Here is the approach. We want the interval $C(a,b) = [\overline{X} - a, \overline{X} + b]$ such that $P(C(a,b) \ni \theta) = 1 - \alpha$. Let $\phi$ be the standard normal pdf and $\Phi$ be the standard normal cdf. Using the normality condition you laid out, we get $$\begin{align*} P(C(a,b) \ni \theta) &= P(\overline{X} - a \leq \theta \leq \overline{X} - b)\\ &= P(-b \leq \overline{X} - \theta \leq a) \\ &= P\left(-\frac{b\sqrt{n}}{\sqrt{\theta(1-\theta)}} \leq \frac{\sqrt{n}(\overline{X} - \theta)}{\sqrt{\theta(1-\theta)}} \leq \frac{a\sqrt{n}}{\sqrt{\theta(1-\theta)}} \right) \\ &= P\left(\frac{\sqrt{n}(\overline{X} - \theta)}{\sqrt{\theta(1-\theta)}} \leq \frac{a\sqrt{n}}{\sqrt{\theta(1-\theta)}} \right) - P\left(\frac{\sqrt{n}(\overline{X} - \theta)}{\sqrt{\theta(1-\theta)}}\leq -\frac{b\sqrt{n}}{\sqrt{\theta(1-\theta)}}\right) \\ &=\Phi\left(\frac{a\sqrt{n}}{\sqrt{\theta(1-\theta)}}\right) - \Phi\left(-\frac{b\sqrt{n}}{\sqrt{\theta(1-\theta)}}\right) \\ &=1 - \alpha \end{align*}$$
Thus we get the set $$\text{ValidEndpoints} = \{(a,b) \, : \, P(C(a,b) \ni \theta)\} = \left\{ (a,b) \, : \, \Phi\left(\frac{a\sqrt{n}}{\sqrt{\theta(1-\theta)}}\right) - \Phi\left(-\frac{b\sqrt{n}}{\sqrt{\theta(1-\theta)}}\right) =1 - \alpha \right\}.$$
This set gives us the infinite possible confidence sets. Now we will choose just one of these by minimizing the length of the confidence interval.

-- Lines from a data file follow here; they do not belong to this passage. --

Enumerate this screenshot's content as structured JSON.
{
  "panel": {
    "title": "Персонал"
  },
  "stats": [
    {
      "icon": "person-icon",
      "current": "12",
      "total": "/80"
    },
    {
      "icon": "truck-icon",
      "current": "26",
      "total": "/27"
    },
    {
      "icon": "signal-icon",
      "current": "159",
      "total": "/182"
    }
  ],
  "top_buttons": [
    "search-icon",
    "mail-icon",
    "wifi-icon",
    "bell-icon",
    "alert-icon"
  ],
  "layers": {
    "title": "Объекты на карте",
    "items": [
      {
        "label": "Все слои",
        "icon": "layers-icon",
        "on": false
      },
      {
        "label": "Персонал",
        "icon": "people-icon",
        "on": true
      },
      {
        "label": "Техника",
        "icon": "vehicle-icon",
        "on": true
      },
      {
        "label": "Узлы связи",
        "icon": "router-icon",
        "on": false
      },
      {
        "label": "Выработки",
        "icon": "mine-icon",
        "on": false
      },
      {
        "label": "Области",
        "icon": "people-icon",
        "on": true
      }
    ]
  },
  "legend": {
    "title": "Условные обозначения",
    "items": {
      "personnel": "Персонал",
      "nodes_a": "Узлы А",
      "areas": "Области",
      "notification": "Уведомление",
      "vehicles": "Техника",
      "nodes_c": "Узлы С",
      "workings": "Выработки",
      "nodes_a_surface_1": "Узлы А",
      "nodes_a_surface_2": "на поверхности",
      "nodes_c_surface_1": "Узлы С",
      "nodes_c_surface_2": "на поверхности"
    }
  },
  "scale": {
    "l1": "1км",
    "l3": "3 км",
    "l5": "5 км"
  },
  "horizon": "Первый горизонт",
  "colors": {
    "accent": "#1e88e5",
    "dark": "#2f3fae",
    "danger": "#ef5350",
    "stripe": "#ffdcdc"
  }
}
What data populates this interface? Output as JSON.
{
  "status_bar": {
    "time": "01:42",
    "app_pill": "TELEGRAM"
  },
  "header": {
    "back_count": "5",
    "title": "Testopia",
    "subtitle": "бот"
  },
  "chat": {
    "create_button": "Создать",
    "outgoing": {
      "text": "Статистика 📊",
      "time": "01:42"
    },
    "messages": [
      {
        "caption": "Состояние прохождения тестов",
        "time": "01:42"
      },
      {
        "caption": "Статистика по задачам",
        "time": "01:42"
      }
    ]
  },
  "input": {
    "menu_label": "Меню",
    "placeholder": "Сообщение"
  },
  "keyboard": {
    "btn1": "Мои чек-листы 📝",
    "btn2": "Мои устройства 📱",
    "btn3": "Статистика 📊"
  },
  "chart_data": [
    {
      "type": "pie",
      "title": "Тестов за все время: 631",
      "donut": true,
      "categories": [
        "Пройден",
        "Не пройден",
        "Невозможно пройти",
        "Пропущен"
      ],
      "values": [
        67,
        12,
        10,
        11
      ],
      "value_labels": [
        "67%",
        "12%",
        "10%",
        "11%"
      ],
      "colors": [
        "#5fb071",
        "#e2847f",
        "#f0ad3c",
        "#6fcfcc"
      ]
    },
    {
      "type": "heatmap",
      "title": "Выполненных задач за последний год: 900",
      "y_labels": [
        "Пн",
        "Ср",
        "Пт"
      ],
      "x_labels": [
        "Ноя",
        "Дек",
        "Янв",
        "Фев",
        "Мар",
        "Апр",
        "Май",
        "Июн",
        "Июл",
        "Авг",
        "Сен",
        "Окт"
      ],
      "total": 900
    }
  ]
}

This is our constraint set, and we want to minimize the length of $C(a,b)$ which is $a + b$. Thus we do Lagrangian method for $$ \min a + b \quad \text{s.t.} \quad (a,b) \in \text{ValidEndpoints}. $$ We get $$ \begin{align*} &L = a + b + \lambda\left(1 - \alpha - \Phi\left(\frac{a\sqrt{n}}{\sqrt{\theta(1-\theta)}}\right) + \Phi\left(-\frac{b\sqrt{n}}{\sqrt{\theta(1-\theta)}}\right)\right) \\ \implies & \frac{\partial L}{\partial a} = 1 - \frac{\lambda \sqrt{n}}{\sqrt{\theta(1-\theta)}}\phi\left(\frac{a\sqrt{n}}{\sqrt{\theta(1-\theta)}}\right) = 0 \\ & \frac{\partial L}{\partial b} = 1 - \frac{\lambda \sqrt{n}}{\sqrt{\theta(1-\theta)}}\phi\left(-\frac{b\sqrt{n}}{\sqrt{\theta(1-\theta)}}\right) = 0 \\ & \frac{\partial L}{\partial \lambda} = 0 \end{align*}$$ Solving and dividing out lambda in the first two equations gives $$ \phi\left(\frac{a\sqrt{n}}{\sqrt{\theta(1-\theta)}}\right) = \phi\left(-\frac{b\sqrt{n}}{\sqrt{\theta(1-\theta)}}\right) \implies a = \pm b $$ using the symmetry of the normal pdf over the $y$-axis.
We can eliminate $a = -b$ since the confidence interval would have no area. Thus $a = b$, which gives you the symmetry you want. This combined with what you have above says that $z_{\alpha_2} = z_{\frac{\alpha}{2}} = -z_{1 - \frac{\alpha}{2}}$ and $z_{\alpha_1} = z_{1 - \frac{\alpha}{2}}$, as desired.